Throughout the past two decades that I’ve spent being a fan and student of music, there have been increasingly too many moments in pop culture where time seems to somehow stop and the world inexplicably feels differently afterward.
As the years pass, certain memories become fleeting, while others help collectively build a legacy that is as everlasting as it is undeniable. When you hear names such as Prince, Michael Jackson, Amy Winehouse, Phife Dawg, David Bowie and Prodigy, among dozens of others, so many of us instantly can think back to exactly where we were when everything changed. How we were feeling as we first processed that same universal heartbreak being communally felt across the globe. How these individuals influenced us in more ways than one. How each gave us so many stories to tell. Such is the case with the beloved princess of R&B, Miss Aaliyah Dana Haughton.
I was eleven years old when I saw Sean “Diddy” Combs host an episode of TRL that confirmed the news that the 22-year-old icon had lost her life in a plane crash in the Bahamas over the weekend. When school started a week or so after and I began the sixth grade, I remember friends bringing CD copies of her latest album, Aaliyah, to class and crowding around sticker-laden Walkmans at lunch to share headphones instead of chat.
In the years that followed, if I learned as a teenager that you were an Aaliyah fan, I automatically liked you. When buying my clothes second-hand, I sharpened my eye for anything that could fall under that “tomboy chic” category she helped pioneer. She was the cooler older sister so many of us growing up in the late 90s and early aughts had only ever dreamed of. As I grew older, my fandom became both solidified and better informed. Her voice would consistently go on to bring me comfort in ways that millions of others still find solace in with each and every play.
As the music community reflects on her promising talent and infectiously pure spirit all these years later, on what would have been her 39th birthday (Jan. 16), her influence is not only present in today’s music and fashion landscapes, but her warm soul can still be felt as well.
While celebrities, colleagues and fans are blessing their timelines in tribute with photos and kind words of the late star—reminder, no Aaliyah slander will ever be tolerated let alone flourish—another probing fact strikingly stands out: her full music catalog is still nowhere to be found on streaming services in its entirety.
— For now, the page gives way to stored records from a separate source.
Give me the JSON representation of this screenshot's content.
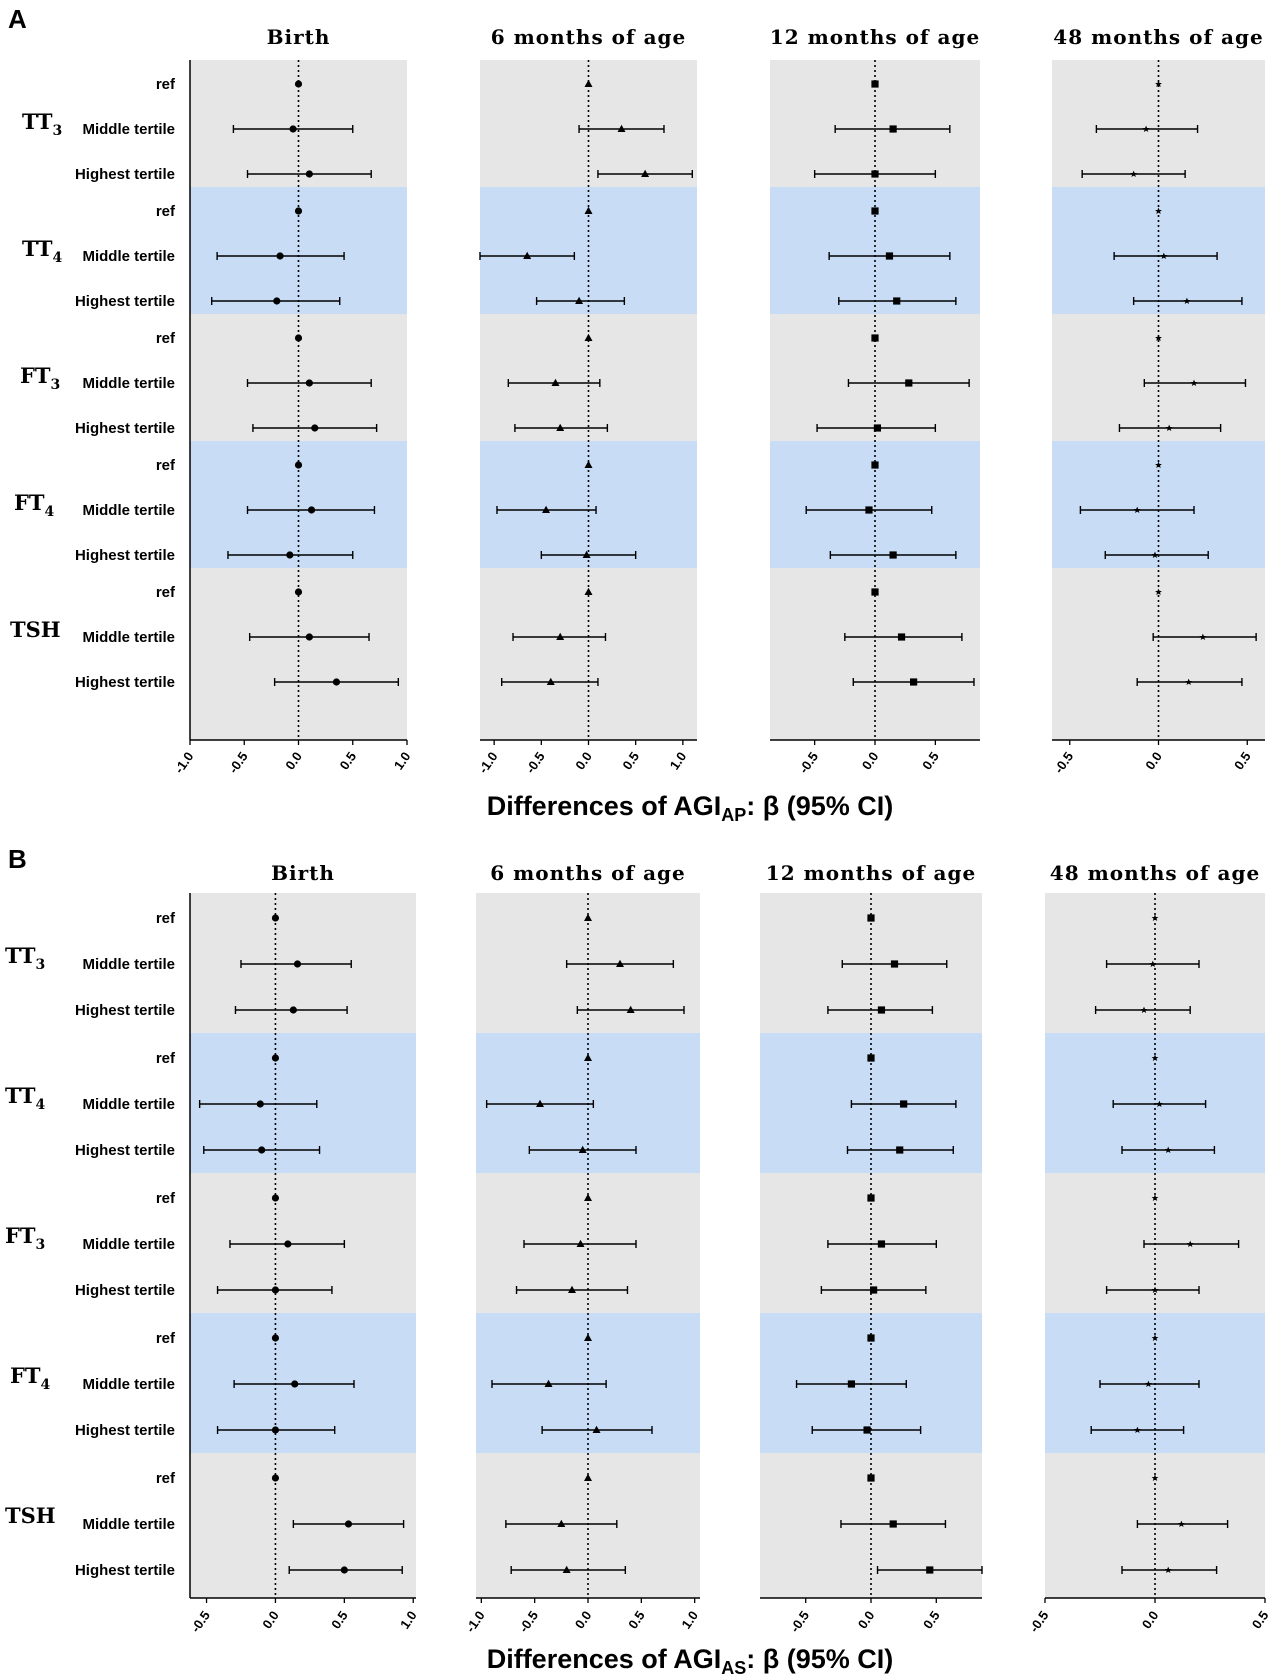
{
  "figure": {
    "panel_labels": [
      "A",
      "B"
    ],
    "row_labels": [
      "ref",
      "Middle tertile",
      "Highest tertile"
    ],
    "band_colors": [
      "#e6e6e6",
      "#c8dcf5"
    ]
  },
  "chart_data": [
    {
      "panel": "A",
      "type": "forest",
      "xlabel_main": "Differences of AGI",
      "xlabel_sub": "AP",
      "xlabel_tail": ": β (95% CI)",
      "groups": [
        {
          "label": "TT",
          "sub": "3"
        },
        {
          "label": "TT",
          "sub": "4"
        },
        {
          "label": "FT",
          "sub": "3"
        },
        {
          "label": "FT",
          "sub": "4"
        },
        {
          "label": "TSH",
          "sub": ""
        }
      ],
      "columns": [
        {
          "title": "Birth",
          "marker": "circle",
          "xlim": [
            -1.0,
            1.0
          ],
          "ticks": [
            -1.0,
            -0.5,
            0.0,
            0.5,
            1.0
          ],
          "tick_labels": [
            "-1.0",
            "-0.5",
            "0.0",
            "0.5",
            "1.0"
          ],
          "rows": [
            [
              0,
              0,
              0
            ],
            [
              -0.05,
              -0.6,
              0.5
            ],
            [
              0.1,
              -0.47,
              0.67
            ],
            [
              0,
              0,
              0
            ],
            [
              -0.17,
              -0.75,
              0.42
            ],
            [
              -0.2,
              -0.8,
              0.38
            ],
            [
              0,
              0,
              0
            ],
            [
              0.1,
              -0.47,
              0.67
            ],
            [
              0.15,
              -0.42,
              0.72
            ],
            [
              0,
              0,
              0
            ],
            [
              0.12,
              -0.47,
              0.7
            ],
            [
              -0.08,
              -0.65,
              0.5
            ],
            [
              0,
              0,
              0
            ],
            [
              0.1,
              -0.45,
              0.65
            ],
            [
              0.35,
              -0.22,
              0.92
            ]
          ]
        },
        {
          "title": "6 months of age",
          "marker": "triangle",
          "xlim": [
            -1.15,
            1.15
          ],
          "ticks": [
            -1.0,
            -0.5,
            0.0,
            0.5,
            1.0
          ],
          "tick_labels": [
            "-1.0",
            "-0.5",
            "0.0",
            "0.5",
            "1.0"
          ],
          "rows": [
            [
              0,
              0,
              0
            ],
            [
              0.35,
              -0.1,
              0.8
            ],
            [
              0.6,
              0.1,
              1.1
            ],
            [
              0,
              0,
              0
            ],
            [
              -0.65,
              -1.15,
              -0.15
            ],
            [
              -0.1,
              -0.55,
              0.38
            ],
            [
              0,
              0,
              0
            ],
            [
              -0.35,
              -0.85,
              0.12
            ],
            [
              -0.3,
              -0.78,
              0.2
            ],
            [
              0,
              0,
              0
            ],
            [
              -0.45,
              -0.97,
              0.08
            ],
            [
              -0.02,
              -0.5,
              0.5
            ],
            [
              0,
              0,
              0
            ],
            [
              -0.3,
              -0.8,
              0.18
            ],
            [
              -0.4,
              -0.92,
              0.1
            ]
          ]
        },
        {
          "title": "12 months of age",
          "marker": "square",
          "xlim": [
            -0.87,
            0.87
          ],
          "ticks": [
            -0.5,
            0.0,
            0.5
          ],
          "tick_labels": [
            "-0.5",
            "0.0",
            "0.5"
          ],
          "rows": [
            [
              0,
              0,
              0
            ],
            [
              0.15,
              -0.33,
              0.62
            ],
            [
              0.0,
              -0.5,
              0.5
            ],
            [
              0,
              0,
              0
            ],
            [
              0.12,
              -0.38,
              0.62
            ],
            [
              0.18,
              -0.3,
              0.67
            ],
            [
              0,
              0,
              0
            ],
            [
              0.28,
              -0.22,
              0.78
            ],
            [
              0.02,
              -0.48,
              0.5
            ],
            [
              0,
              0,
              0
            ],
            [
              -0.05,
              -0.57,
              0.47
            ],
            [
              0.15,
              -0.37,
              0.67
            ],
            [
              0,
              0,
              0
            ],
            [
              0.22,
              -0.25,
              0.72
            ],
            [
              0.32,
              -0.18,
              0.82
            ]
          ]
        },
        {
          "title": "48 months of age",
          "marker": "star",
          "xlim": [
            -0.6,
            0.6
          ],
          "ticks": [
            -0.5,
            0.0,
            0.5
          ],
          "tick_labels": [
            "-0.5",
            "0.0",
            "0.5"
          ],
          "rows": [
            [
              0,
              0,
              0
            ],
            [
              -0.07,
              -0.35,
              0.22
            ],
            [
              -0.14,
              -0.43,
              0.15
            ],
            [
              0,
              0,
              0
            ],
            [
              0.03,
              -0.25,
              0.33
            ],
            [
              0.16,
              -0.14,
              0.47
            ],
            [
              0,
              0,
              0
            ],
            [
              0.2,
              -0.08,
              0.49
            ],
            [
              0.06,
              -0.22,
              0.35
            ],
            [
              0,
              0,
              0
            ],
            [
              -0.12,
              -0.44,
              0.2
            ],
            [
              -0.02,
              -0.3,
              0.28
            ],
            [
              0,
              0,
              0
            ],
            [
              0.25,
              -0.03,
              0.55
            ],
            [
              0.17,
              -0.12,
              0.47
            ]
          ]
        }
      ]
    },
    {
      "panel": "B",
      "type": "forest",
      "xlabel_main": "Differences of AGI",
      "xlabel_sub": "AS",
      "xlabel_tail": ": β (95% CI)",
      "groups": [
        {
          "label": "TT",
          "sub": "3"
        },
        {
          "label": "TT",
          "sub": "4"
        },
        {
          "label": "FT",
          "sub": "3"
        },
        {
          "label": "FT",
          "sub": "4"
        },
        {
          "label": "TSH",
          "sub": ""
        }
      ],
      "columns": [
        {
          "title": "Birth",
          "marker": "circle",
          "xlim": [
            -0.62,
            1.02
          ],
          "ticks": [
            -0.5,
            0.0,
            0.5,
            1.0
          ],
          "tick_labels": [
            "-0.5",
            "0.0",
            "0.5",
            "1.0"
          ],
          "rows": [
            [
              0,
              0,
              0
            ],
            [
              0.16,
              -0.25,
              0.55
            ],
            [
              0.13,
              -0.29,
              0.52
            ],
            [
              0,
              0,
              0
            ],
            [
              -0.11,
              -0.55,
              0.3
            ],
            [
              -0.1,
              -0.52,
              0.32
            ],
            [
              0,
              0,
              0
            ],
            [
              0.09,
              -0.33,
              0.5
            ],
            [
              0.0,
              -0.42,
              0.41
            ],
            [
              0,
              0,
              0
            ],
            [
              0.14,
              -0.3,
              0.57
            ],
            [
              0.0,
              -0.42,
              0.43
            ],
            [
              0,
              0,
              0
            ],
            [
              0.53,
              0.13,
              0.93
            ],
            [
              0.5,
              0.1,
              0.92
            ]
          ]
        },
        {
          "title": "6 months of age",
          "marker": "triangle",
          "xlim": [
            -1.05,
            1.05
          ],
          "ticks": [
            -1.0,
            -0.5,
            0.0,
            0.5,
            1.0
          ],
          "tick_labels": [
            "-1.0",
            "-0.5",
            "0.0",
            "0.5",
            "1.0"
          ],
          "rows": [
            [
              0,
              0,
              0
            ],
            [
              0.3,
              -0.2,
              0.8
            ],
            [
              0.4,
              -0.1,
              0.9
            ],
            [
              0,
              0,
              0
            ],
            [
              -0.45,
              -0.95,
              0.05
            ],
            [
              -0.05,
              -0.55,
              0.45
            ],
            [
              0,
              0,
              0
            ],
            [
              -0.07,
              -0.6,
              0.45
            ],
            [
              -0.15,
              -0.67,
              0.37
            ],
            [
              0,
              0,
              0
            ],
            [
              -0.37,
              -0.9,
              0.17
            ],
            [
              0.08,
              -0.43,
              0.6
            ],
            [
              0,
              0,
              0
            ],
            [
              -0.25,
              -0.77,
              0.27
            ],
            [
              -0.2,
              -0.72,
              0.35
            ]
          ]
        },
        {
          "title": "12 months of age",
          "marker": "square",
          "xlim": [
            -0.85,
            0.85
          ],
          "ticks": [
            -0.5,
            0.0,
            0.5
          ],
          "tick_labels": [
            "-0.5",
            "0.0",
            "0.5"
          ],
          "rows": [
            [
              0,
              0,
              0
            ],
            [
              0.18,
              -0.22,
              0.58
            ],
            [
              0.08,
              -0.33,
              0.47
            ],
            [
              0,
              0,
              0
            ],
            [
              0.25,
              -0.15,
              0.65
            ],
            [
              0.22,
              -0.18,
              0.63
            ],
            [
              0,
              0,
              0
            ],
            [
              0.08,
              -0.33,
              0.5
            ],
            [
              0.02,
              -0.38,
              0.42
            ],
            [
              0,
              0,
              0
            ],
            [
              -0.15,
              -0.57,
              0.27
            ],
            [
              -0.03,
              -0.45,
              0.38
            ],
            [
              0,
              0,
              0
            ],
            [
              0.17,
              -0.23,
              0.57
            ],
            [
              0.45,
              0.05,
              0.85
            ]
          ]
        },
        {
          "title": "48 months of age",
          "marker": "star",
          "xlim": [
            -0.5,
            0.5
          ],
          "ticks": [
            -0.5,
            0.0,
            0.5
          ],
          "tick_labels": [
            "-0.5",
            "0.0",
            "0.5"
          ],
          "rows": [
            [
              0,
              0,
              0
            ],
            [
              -0.01,
              -0.22,
              0.2
            ],
            [
              -0.05,
              -0.27,
              0.16
            ],
            [
              0,
              0,
              0
            ],
            [
              0.02,
              -0.19,
              0.23
            ],
            [
              0.06,
              -0.15,
              0.27
            ],
            [
              0,
              0,
              0
            ],
            [
              0.16,
              -0.05,
              0.38
            ],
            [
              0.0,
              -0.22,
              0.2
            ],
            [
              0,
              0,
              0
            ],
            [
              -0.03,
              -0.25,
              0.2
            ],
            [
              -0.08,
              -0.29,
              0.13
            ],
            [
              0,
              0,
              0
            ],
            [
              0.12,
              -0.08,
              0.33
            ],
            [
              0.06,
              -0.15,
              0.28
            ]
          ]
        }
      ]
    }
  ]
}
While her R. Kelly-produced 1994 debut, Age Ain’t Nothing But a Number, is legally available for digital purchase on iTunes, her sophomore album One in a Million (1996) and what would be her third and final work, Aaliyah (2001), are still inexplicably being held hostage by her uncle, music executive Barry Hankerson. It’s unbelievable and it stings.
Hankerson, who played an integral role in helping launch Aaliyah’s career, as well as those of her frequent collaborators, including Missy Elliott, Timbaland and R. Kelly, has infamously refused to comment as to why he has held such an airtight grip on his niece’s music, with a handful of lawsuits, overall confusion and a rumoured post-humous album all woven into the complex and at-times unspoken story.
Despite her music being essentially temporarily vaulted (as far as millennials and the transitional music industry are concerned), the staying power of Aaliyah’s influence is impressively in tact, with her brand curiously maintaining through the madness.
In the 17 years that have followed since the visionary’s untimely and tragic passing, countless artists have drawn influence from her playbook and simultaneously put respect on her name, including the likes of Drake (who even commemorated his love for Aaliyah by getting her portrait tattooed), Beyoncé (throwback to that priceless red carpet interview where Queen Bey was visibly star struck), The Weeknd, Ciara, Rihanna, Tink, Alicia Keys, Solange Knowles, Tinashe, Nelly Furtado, Chris Brown and Kehlani, to name a few.
The hip-hop-leaning alternative R&B sound so prevalent across today’s airwaves has Aaliyah to thank, with her effortlessly cool and reinventive approach to singing R&B-style vocals over funky, futuristic rap beats—many of which were crafted by forward-thinking legends themselves, Missy Elliott and Timbaland—helping change the game and forge a new path for the next era to follow. As a result, her music holds a timeless quality, one that shows she was both ahead of her time and stolen from us far, far too soon.
From her impeccable voice and laidback, sultry vocal style to her flawlessly composed outfits and equally killer abs, Aaliyah’s authenticity could not be questioned nor threatened, further adding to both her allure and her transcendent influence. While we pray for the day where her music will become easily accessible online, we can’t help but recognize the power behind her legacy thriving in 2018, against all odds.
With her sound as iconic as her style, Aaliyah was and will eternally be the one. Just look around. Thank you, Babygirl. We miss you.